Il 24 febbraio sono passati due anni da quando l’Ucraina è stata invasa dalla Federazione Russa.
Due anni di guerra, centinaia di migliaia di morti da ambo le parti, immani distruzioni e risorse sperperate nell’inutile strage; le sanzioni volute dalla NATO sono state usate dalle oligarchie europee per l’ennesimo attacco alle condizioni dei ceti popolari.
Gli effetti delle sanzioni sono l’aumento dei prezzi dei beni di prima necessità, del gas e dell’energia, la recessione in Germania e prospettive nere per l’intera economia europea.
L’imperialismo angloamericano, i suoi alleati europei, i suoi manutengoli ucraini hanno la responsabilità di aver delegittimato gli accordi di Minsk che avviavano a soluzione i problemi sorti dalla crisi del 2014.
Che cosa accomuna Ucraina e Palestina?
L’imperialismo occidentale agisce spregiudicatamente per delegittimare le istituzioni internazionali che non controllano completamente. L’appoggio dei vari presidenti USA ha permesso ad Israele, dal 1967, di non applicare le risoluzioni dell’ONU per il ritiro dai territori palestinesi occupati. Anzi, accanto all’occupazione militare, i governi di Tel Aviv hanno dato mano libera alle colonie sui terreni di proprietà dei palestinesi. La pulizia etnica, la repressione, la guerra ora strisciante ora aperta nei confronti dei palestinesi si accompagnano al tentativo di discreditare l’ONU, un’organizzazione internazionale in cui gli stati alleati dell’imperialismo angloamericano sono in minoranza, e che si è dimostrata non sufficientemente pronta ad adattarsi ai diktat dei governi di Londra o di Washington.
Guerra ai poveri
La guerra dovunque è guerra ai ceti popolari. In America Latina, in Africa in Asia, che siano fatte con la scusa della guerra al narcotraffico, oppure della guerra al terrorismo o infine della guerra alla pirateria le vittime sono i ceti più poveri della popolazione, contadini, pescatori, operai, disoccupati, chiunque sia relegato ai margini della società opulenta.
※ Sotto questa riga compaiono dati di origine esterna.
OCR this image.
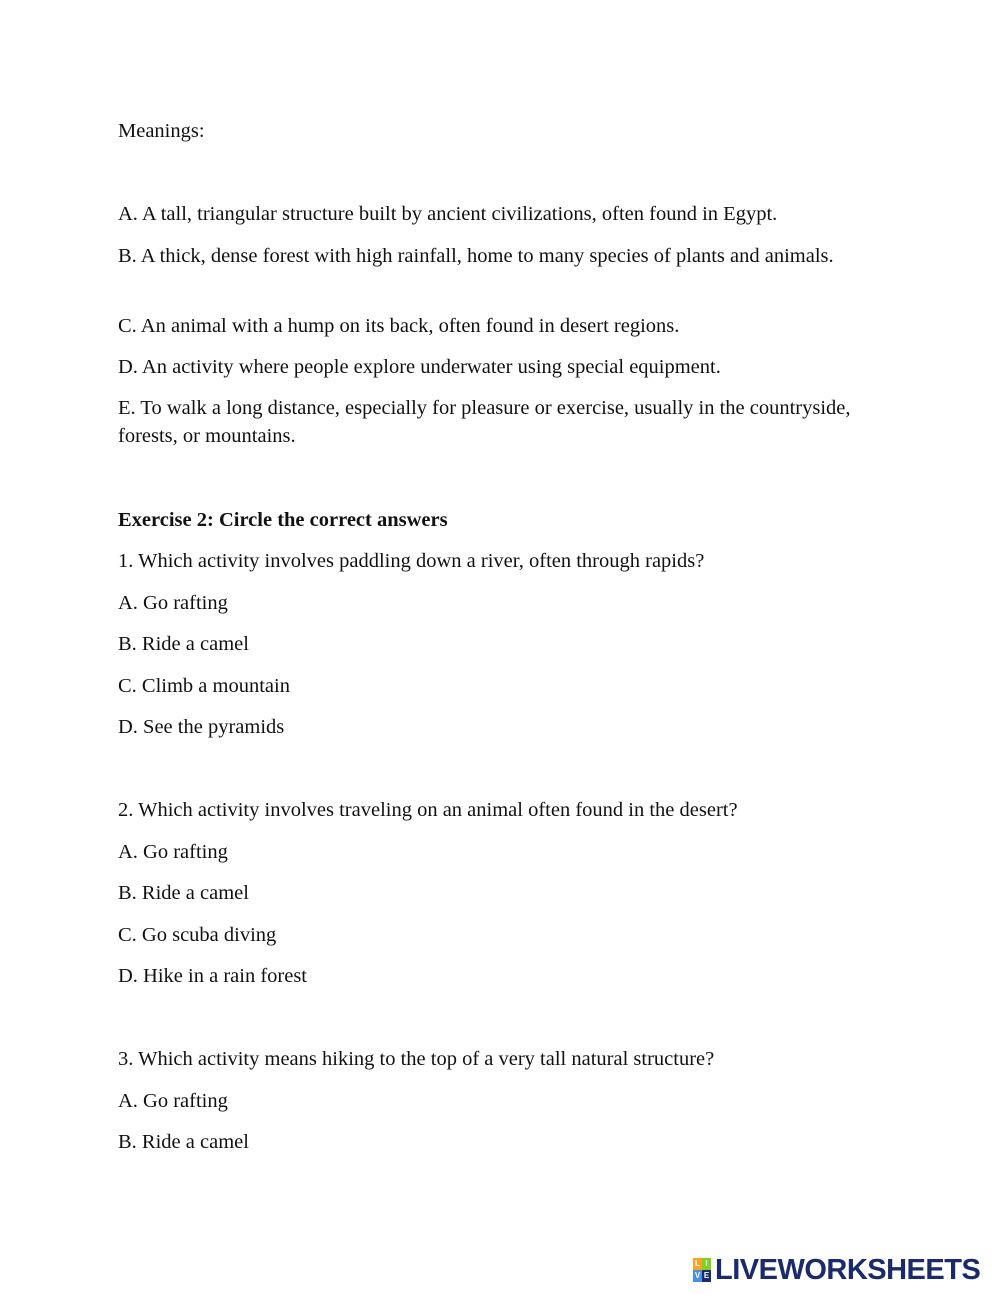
Meanings:
A. A tall, triangular structure built by ancient civilizations, often found in Egypt.
B. A thick, dense forest with high rainfall, home to many species of plants and animals.
C. An animal with a hump on its back, often found in desert regions.
D. An activity where people explore underwater using special equipment.
E. To walk a long distance, especially for pleasure or exercise, usually in the countryside, forests, or mountains.
Exercise 2: Circle the correct answers
1. Which activity involves paddling down a river, often through rapids?
A. Go rafting
B. Ride a camel
C. Climb a mountain
D. See the pyramids
2. Which activity involves traveling on an animal often found in the desert?
A. Go rafting
B. Ride a camel
C. Go scuba diving
D. Hike in a rain forest
3. Which activity means hiking to the top of a very tall natural structure?
A. Go rafting
B. Ride a camel
L I
V E LIVEWORKSHEETS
Anche la guerra fra potenze si traduce in una guerra contro il proletariato, una guerra fatta di disciplinamento, rappresaglie, allungamento dell’orario di lavoro e taglio dei salari, fino alle aggressioni da parte di chi vuole farsi complice della guerra.
Schierarsi con l’uno o con l’altro dei belligeranti non fa finire la guerra; non esiste alcuna comunità internazionale a cui appellarsi per fermare la guerra. Ogni governo vuole primeggiare sul vicino, ogni governo riversa su un nemico esterno le contraddizioni di classe che non è capace di risolvere all’interno. Ogni governo marcia verso la guerra.
L’Italia marcia verso la guerra
L’Italia ha versato 11 miliardi di euro all’Ucraina, stando ai dati aggiornati al 31 ottobre 2023. A questi sono da aggiungere le missioni militari in Europa Orientale, a sostegno dei governi autoritari che controllano l’area.
La Meloni ha bloccato i sussidi all’UNRWA, mentre ci sono missioni militari in Palestina, nel Sinai e nel Libano. A questo si aggiunge la partecipazione, con un ruolo di primo piano, alla missione UE del Mar Rosso.
Il governo porta la guerra nelle nostre città, con i militari nelle strade, la militarizzazione dei cantieri della TAV e dei CPR, la propaganda militarista nelle scuole.
Spetta agli antimilitaristi, ai rivoluzionari, ai proletari mettersi in mezzo, che è l’unica strada per fermare la guerra. Sostenere chi non vuole combattere, i disertori, bloccare la costruzione di nuove basi e nuove armi, protestare, scioperare contro gli stanziamenti per la guerra.
La guerra si ferma impegnandosi in prima persona, la guerra si ferma a partire dal 24 febbraio.